I enjoyed it.Thank you.
Creative…
Raymond Carver much?
I love this writing-the descriptions of the food, the interplay between the little brother and main character, It’s supposed to be slight, it’s a sketch, an impression of a vital moment before innocence is over..well done, Im buying the book!
There should be a printable version of this
I liked it. I think it captured the contradictions of childhood very well. It left me uneasy for awhile, a bit like a Cormac Mccarthy story.
No. Not even if Cormac McCarthy wrote short stories.
So you think this piece compares to, say, this passage?
“The following evening as they rode up onto the western rim they lost one of the mules. It went skittering off down the canyon wall with the contents of the panniers exploding soundlessly in the hot dry air and it fell through sunlight and through shade, turning in that lonely void until it fell from sight into a sink of cold blue space that absolved it forever of memory in the mind of any living thing that was.”

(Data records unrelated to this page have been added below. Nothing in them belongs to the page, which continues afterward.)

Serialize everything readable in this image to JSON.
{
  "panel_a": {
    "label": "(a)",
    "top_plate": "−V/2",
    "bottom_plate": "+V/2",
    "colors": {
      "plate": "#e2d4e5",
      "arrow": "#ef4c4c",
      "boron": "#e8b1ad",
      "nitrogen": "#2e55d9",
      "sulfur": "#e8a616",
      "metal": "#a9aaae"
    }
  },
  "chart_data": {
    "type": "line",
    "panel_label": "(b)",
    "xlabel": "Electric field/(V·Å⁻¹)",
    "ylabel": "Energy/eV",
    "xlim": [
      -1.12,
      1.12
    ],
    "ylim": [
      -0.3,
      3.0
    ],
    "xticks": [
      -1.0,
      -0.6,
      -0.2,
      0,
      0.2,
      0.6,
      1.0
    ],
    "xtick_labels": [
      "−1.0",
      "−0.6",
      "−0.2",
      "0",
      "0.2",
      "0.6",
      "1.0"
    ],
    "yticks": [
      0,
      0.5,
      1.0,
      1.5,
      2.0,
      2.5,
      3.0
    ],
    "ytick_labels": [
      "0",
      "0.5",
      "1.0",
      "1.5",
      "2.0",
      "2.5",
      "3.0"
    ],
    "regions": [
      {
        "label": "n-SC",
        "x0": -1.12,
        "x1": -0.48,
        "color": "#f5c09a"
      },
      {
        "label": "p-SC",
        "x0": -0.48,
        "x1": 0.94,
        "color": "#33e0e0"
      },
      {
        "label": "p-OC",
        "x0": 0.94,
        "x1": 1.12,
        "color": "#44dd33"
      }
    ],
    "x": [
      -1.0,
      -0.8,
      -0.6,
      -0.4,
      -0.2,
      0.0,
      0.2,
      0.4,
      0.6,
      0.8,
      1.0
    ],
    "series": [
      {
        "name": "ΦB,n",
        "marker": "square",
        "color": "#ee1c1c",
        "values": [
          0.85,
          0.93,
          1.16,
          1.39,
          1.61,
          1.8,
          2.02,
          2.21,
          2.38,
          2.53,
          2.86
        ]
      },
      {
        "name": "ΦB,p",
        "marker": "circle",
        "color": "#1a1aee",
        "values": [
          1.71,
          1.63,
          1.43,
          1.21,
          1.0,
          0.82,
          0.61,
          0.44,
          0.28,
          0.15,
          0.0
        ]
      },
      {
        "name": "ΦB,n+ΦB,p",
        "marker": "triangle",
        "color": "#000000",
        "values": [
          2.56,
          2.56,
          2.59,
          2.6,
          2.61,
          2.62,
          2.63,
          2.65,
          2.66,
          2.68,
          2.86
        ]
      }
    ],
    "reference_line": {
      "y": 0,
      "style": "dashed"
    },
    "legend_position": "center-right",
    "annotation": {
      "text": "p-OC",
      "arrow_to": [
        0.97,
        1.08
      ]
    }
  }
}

great job! love you as an actor and a writer
Hi James: It felt like you had written an incredibly touching and heart-warming story and then you went back into it and started to try and make it as jaded and cynical as possible. The heart of this story is contained in the mystery — is this a single/divorced dad taking his kids out? You establish this wonderfully by the one line about how he missed them. And the ending where he tells his kids how he and his mom made them with love. All that is so incredible. Really. But then you ruin it: a) by the ending about… Read more »
damn comatose
i wanted to read this but that stupid audio ad for that anime game kept popping up. i couldn’t find it to shut it off. you need to create an environment that encourages people to read. blaring crappy music sends them clicking off (except for cranks like me who post to complain).

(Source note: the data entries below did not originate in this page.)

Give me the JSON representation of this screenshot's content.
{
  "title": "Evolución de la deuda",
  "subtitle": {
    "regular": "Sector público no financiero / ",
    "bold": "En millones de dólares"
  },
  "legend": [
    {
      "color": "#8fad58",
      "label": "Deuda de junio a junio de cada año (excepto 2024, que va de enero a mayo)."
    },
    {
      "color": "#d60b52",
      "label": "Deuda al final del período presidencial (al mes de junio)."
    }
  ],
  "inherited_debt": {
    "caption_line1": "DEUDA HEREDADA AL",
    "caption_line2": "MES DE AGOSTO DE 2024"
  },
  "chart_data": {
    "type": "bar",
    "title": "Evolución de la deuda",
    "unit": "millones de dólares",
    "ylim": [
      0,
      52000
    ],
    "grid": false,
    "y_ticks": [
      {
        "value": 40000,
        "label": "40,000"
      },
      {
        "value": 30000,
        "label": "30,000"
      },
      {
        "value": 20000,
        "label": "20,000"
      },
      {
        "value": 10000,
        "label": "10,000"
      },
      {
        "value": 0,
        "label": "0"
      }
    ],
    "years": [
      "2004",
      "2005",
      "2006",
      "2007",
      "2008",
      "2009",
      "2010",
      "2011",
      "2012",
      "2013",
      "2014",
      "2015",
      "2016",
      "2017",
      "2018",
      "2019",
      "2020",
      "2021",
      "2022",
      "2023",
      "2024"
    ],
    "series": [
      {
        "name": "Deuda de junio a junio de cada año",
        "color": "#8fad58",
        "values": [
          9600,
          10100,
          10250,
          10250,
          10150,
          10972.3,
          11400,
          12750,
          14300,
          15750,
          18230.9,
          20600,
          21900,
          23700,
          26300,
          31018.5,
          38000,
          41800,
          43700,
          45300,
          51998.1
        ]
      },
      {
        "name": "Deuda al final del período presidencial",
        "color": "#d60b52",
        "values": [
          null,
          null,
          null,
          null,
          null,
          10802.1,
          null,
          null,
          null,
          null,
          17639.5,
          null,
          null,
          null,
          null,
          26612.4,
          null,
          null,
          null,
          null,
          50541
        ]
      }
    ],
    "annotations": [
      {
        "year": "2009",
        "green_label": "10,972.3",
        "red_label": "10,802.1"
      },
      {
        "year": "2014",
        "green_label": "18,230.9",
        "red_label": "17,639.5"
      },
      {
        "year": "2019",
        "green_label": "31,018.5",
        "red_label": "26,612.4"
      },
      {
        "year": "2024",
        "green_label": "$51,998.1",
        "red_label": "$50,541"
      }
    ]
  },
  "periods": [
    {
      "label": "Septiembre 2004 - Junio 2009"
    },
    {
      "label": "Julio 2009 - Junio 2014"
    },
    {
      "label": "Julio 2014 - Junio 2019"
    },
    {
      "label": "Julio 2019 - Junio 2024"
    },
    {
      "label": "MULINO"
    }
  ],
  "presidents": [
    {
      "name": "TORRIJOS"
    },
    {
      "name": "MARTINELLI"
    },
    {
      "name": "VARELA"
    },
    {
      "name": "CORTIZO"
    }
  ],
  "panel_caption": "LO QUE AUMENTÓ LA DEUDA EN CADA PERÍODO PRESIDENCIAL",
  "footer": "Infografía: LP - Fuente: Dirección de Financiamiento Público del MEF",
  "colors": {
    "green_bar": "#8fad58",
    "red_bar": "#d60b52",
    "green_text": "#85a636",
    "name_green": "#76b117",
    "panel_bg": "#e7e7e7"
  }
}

I enjoyed this piece. Great job, Mr. Franco.
his dick is a little higher up
Franco is obviously multi-talented, and having him contribute a story to this new series was probably important. But I felt the piece was slight, certainly in comparison with its companion. I’d like to read more of James Franco, perhaps something pithier. He writes well, but in reading this piece, I kept waiting for him to have something of significance to say. Instead he gave us the suggestion of a thriller that remains unresolved.